The second half of this story has to do with this other physics teacher, whose background is necessary here. I’ve written a bit about him before, but let me refresh you. He came to Ihungo last year and began teaching conjointly with me. After several months, it became evident that he was an incorrigible drunk who would often miss class to sleep off his benders. In the evenings, he would force our students to pay him to attend tutoring in which he would cover the material which he had failed to teach during the day. Upon learning this, I resumed full responsibility for physics, and he eventually found a job elsewhere. It’s important to note that he wasn’t fired, but left on his own volition to pursue a position with a larger salary. A year passed, and he came back. He returned fresh-faced with assurances that his binge-drinking days were behind him. In retrospect, I believe he only made this claim because at the time he couldn’t afford that enough liquor for binging. Since coming back, he’s been slowly and surreptitiously returning to his former habits. I told him early on that I wouldn’t tolerate his making the students pay extra for their educations, but he still often skips class. In short, this is a man who would last roughly eight minutes as a teacher in any Western education system, but due to the severe lack of teachers here in Tanzania, he and his predilections are in high demand.

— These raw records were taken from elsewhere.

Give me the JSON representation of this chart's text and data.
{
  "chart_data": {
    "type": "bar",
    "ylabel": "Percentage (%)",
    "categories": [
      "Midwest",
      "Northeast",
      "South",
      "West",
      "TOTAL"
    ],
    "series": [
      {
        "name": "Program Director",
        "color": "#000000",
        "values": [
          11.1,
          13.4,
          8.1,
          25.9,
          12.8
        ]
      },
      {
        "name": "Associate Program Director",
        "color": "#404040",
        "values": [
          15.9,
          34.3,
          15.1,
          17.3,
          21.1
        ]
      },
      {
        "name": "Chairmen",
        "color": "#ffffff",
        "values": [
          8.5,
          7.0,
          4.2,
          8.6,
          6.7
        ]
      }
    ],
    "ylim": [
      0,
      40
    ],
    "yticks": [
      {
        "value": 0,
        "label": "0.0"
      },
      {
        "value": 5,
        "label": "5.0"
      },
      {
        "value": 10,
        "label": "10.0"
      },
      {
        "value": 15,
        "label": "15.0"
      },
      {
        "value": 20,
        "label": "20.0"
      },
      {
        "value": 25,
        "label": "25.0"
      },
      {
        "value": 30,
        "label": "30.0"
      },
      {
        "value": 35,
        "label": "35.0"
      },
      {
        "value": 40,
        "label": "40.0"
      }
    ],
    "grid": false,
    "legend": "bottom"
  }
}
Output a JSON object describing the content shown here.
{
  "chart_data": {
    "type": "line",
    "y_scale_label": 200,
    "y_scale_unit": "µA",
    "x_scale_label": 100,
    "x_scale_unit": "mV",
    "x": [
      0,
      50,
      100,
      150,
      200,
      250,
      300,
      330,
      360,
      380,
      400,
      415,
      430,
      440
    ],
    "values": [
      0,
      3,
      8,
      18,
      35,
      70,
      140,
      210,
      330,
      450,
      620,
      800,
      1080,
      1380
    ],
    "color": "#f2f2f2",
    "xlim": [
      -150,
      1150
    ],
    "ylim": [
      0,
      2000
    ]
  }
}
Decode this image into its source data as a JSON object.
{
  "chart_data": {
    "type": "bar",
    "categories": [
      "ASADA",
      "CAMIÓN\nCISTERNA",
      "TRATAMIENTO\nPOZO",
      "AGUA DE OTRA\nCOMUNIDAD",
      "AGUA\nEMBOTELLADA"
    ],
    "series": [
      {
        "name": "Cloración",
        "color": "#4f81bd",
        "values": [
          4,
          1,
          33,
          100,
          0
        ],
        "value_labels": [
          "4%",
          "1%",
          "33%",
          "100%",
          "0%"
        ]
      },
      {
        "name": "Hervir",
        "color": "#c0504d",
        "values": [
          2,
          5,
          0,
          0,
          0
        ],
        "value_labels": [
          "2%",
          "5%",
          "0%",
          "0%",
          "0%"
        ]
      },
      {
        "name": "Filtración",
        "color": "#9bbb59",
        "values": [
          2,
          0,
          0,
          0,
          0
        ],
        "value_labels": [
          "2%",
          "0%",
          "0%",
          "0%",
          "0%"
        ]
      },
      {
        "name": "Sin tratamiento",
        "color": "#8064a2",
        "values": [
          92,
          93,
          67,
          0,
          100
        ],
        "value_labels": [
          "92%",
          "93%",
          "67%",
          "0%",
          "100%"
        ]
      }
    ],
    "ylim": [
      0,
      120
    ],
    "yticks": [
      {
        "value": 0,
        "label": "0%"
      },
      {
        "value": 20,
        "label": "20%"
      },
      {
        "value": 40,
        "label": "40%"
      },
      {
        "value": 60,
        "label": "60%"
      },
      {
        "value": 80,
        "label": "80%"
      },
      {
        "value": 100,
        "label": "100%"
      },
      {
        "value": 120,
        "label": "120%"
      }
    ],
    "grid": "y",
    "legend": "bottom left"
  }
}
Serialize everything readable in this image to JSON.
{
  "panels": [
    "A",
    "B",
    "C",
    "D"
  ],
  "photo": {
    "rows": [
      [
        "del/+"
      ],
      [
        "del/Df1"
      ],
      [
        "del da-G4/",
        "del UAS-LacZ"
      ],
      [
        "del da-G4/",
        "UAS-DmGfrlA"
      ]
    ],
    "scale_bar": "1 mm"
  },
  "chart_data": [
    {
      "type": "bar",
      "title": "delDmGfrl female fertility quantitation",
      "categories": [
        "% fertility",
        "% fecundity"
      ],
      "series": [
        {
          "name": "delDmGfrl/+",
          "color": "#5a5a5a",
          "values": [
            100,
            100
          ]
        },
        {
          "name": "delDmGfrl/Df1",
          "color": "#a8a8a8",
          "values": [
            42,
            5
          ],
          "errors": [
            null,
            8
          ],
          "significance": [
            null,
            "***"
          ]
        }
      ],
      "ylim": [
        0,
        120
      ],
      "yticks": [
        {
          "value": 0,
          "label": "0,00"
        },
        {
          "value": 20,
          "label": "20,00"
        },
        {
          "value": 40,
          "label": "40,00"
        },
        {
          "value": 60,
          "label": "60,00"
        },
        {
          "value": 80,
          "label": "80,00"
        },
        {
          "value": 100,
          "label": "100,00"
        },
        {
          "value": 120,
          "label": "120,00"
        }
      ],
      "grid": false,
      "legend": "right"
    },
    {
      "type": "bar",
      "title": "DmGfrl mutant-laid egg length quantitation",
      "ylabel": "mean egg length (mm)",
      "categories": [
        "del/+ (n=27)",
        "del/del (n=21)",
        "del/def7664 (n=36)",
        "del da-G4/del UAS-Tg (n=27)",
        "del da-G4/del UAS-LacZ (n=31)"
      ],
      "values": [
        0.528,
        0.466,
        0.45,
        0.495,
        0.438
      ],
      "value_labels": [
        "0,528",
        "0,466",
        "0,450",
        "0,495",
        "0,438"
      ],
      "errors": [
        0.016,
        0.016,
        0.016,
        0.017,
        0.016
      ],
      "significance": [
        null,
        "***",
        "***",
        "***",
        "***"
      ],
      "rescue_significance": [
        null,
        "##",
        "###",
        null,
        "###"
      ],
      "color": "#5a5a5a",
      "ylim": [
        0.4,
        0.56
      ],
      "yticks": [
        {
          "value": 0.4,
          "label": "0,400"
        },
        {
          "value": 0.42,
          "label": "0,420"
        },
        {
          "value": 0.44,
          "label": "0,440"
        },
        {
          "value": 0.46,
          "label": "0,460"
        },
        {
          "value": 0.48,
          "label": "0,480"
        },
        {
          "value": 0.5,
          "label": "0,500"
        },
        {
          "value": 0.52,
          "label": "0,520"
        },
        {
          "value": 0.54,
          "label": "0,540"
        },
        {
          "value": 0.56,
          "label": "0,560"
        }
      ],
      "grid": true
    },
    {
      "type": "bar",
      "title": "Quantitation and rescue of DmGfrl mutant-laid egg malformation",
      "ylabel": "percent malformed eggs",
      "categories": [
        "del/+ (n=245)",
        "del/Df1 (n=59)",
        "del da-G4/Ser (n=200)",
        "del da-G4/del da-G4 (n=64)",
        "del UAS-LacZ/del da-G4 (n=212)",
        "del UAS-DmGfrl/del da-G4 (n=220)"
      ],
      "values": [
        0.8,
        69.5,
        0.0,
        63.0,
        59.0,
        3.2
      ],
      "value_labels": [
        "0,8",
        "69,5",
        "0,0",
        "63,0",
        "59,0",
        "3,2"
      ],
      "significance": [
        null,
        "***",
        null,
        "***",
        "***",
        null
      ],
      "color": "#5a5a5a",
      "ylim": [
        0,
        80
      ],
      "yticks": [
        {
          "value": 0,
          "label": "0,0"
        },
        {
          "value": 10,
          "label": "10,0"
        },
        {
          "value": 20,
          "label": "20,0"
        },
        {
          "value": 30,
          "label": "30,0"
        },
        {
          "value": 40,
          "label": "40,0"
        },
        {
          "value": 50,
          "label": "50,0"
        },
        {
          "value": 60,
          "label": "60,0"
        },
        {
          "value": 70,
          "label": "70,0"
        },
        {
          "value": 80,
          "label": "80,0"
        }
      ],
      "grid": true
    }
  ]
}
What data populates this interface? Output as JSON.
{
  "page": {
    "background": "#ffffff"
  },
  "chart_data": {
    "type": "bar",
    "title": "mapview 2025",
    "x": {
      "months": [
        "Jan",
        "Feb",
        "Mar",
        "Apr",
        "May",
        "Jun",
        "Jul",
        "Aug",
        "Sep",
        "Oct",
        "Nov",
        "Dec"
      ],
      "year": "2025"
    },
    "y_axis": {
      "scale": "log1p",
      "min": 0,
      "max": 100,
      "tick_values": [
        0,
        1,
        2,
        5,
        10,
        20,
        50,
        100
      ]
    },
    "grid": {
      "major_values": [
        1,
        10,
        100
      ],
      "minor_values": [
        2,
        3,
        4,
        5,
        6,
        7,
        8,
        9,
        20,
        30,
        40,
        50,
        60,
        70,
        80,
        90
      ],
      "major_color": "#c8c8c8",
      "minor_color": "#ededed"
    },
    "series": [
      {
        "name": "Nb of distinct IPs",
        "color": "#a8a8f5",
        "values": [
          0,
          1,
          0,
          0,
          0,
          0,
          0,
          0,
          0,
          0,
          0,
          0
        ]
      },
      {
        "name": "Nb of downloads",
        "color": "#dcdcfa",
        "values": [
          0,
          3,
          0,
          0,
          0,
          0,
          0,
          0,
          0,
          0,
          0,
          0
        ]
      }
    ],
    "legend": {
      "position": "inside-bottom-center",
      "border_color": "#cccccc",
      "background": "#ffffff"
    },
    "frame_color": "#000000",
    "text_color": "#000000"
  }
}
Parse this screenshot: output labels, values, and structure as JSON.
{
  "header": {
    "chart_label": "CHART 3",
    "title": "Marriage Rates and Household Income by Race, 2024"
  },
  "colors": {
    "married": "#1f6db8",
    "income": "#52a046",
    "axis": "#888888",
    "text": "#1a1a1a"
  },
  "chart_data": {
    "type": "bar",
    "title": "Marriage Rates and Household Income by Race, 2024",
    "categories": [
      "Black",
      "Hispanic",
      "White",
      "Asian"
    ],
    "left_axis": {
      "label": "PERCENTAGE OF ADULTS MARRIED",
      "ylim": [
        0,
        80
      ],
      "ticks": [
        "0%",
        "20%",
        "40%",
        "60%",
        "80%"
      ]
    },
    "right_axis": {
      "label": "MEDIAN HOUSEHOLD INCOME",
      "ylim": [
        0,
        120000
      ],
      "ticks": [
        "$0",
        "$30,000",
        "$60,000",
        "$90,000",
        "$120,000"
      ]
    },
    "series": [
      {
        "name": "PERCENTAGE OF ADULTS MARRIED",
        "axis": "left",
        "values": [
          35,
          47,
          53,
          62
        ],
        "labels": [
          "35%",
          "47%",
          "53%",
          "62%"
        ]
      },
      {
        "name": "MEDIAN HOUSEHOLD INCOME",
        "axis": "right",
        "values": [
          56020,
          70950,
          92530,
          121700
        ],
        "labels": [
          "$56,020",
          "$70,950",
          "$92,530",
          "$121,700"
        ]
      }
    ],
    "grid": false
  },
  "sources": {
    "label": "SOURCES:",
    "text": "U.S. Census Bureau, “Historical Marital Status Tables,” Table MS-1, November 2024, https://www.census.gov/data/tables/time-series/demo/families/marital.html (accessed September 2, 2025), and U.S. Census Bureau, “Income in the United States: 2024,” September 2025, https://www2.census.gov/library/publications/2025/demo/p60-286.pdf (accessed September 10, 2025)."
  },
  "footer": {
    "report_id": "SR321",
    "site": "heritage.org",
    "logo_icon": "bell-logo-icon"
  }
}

So now that we are familiar with my fellow teacher, let me continue the story. I said that he had advised the mock exam coordinator to use last year’s instruction page. As frustratingly stupid as this was, it pales in comparison to the second trick he had up his sleeve. Due to the difficulty of writing such a comprehensive and important examination, there is remuneration available to the mock exam authors. Volunteers are not allowed to receive any additional financial support outside of their salaries, so I requested that mine go towards the Positive Reinforcement Project which I initiated last year. While I was busy severely rocking the world with Scott Boyd, this other teacher was asked to proofread my test to ensure there were no mistakes. At this point, he was given the monetary reward for my work. What then followed was ajabu-ajabu kabisa (completely freaking ridiculous). Dude took the money intended for the school and went on a drinking spree to end all sprees. Two days passed and he hadn’t returned to the school. The following morning, a staff member who commutes from town told the headmaster that he saw someone resembling our wayward drunk. This person he saw was passed out on the side of the road with no shoes on, covered in bruises and reeking of alcohol. Yes, it turned out to be our physics teacher. Eventually, he made it home and slept for at least five days. When I saw him for the first time yesterday, his face still looked like hell and it was more than a week after his triumphant return. I asked him what happened, and he told me “I had an accident.” I’m sure you did bro, I’m sure you did.

To me, the most amazing thing in all of this is the fact that he is not going to lose his job. Can you believe it? The headmaster told me that he would “sit him down and counsel him to drink less.” Oh, good idea. I guess we can forget that upon my departure, all 140 physics students will have to rely on this champ. It’s a tragic truth that Ihungo would simply not be able to find another A-level physics teacher and so they can’t fire him, even if he is a drunken, corrupt thief. Welcome to the developing world…

As a final note, remember that this is a (fairly) unique situation with a particularly unreliable teacher. There are other teachers at my school, such as Mr. Omali, who inspire me on a daily basis. There are my students, who persevere despite the bad tests and the drunks. There is good in the education system here, really, but some days it just seems hard to find.

11.02.2007

Armageddon Is Coming...

...and its called "Scott Boyd".

He'll be here in t-minus 2 hours, and then we go immediately to a Halloween party. I'm sure being the fancy pants blogger that he is, he'll upload some high-def streaming video nonsense for you all to enjoy.

I think Scott Boyd and I are about to ruin this town.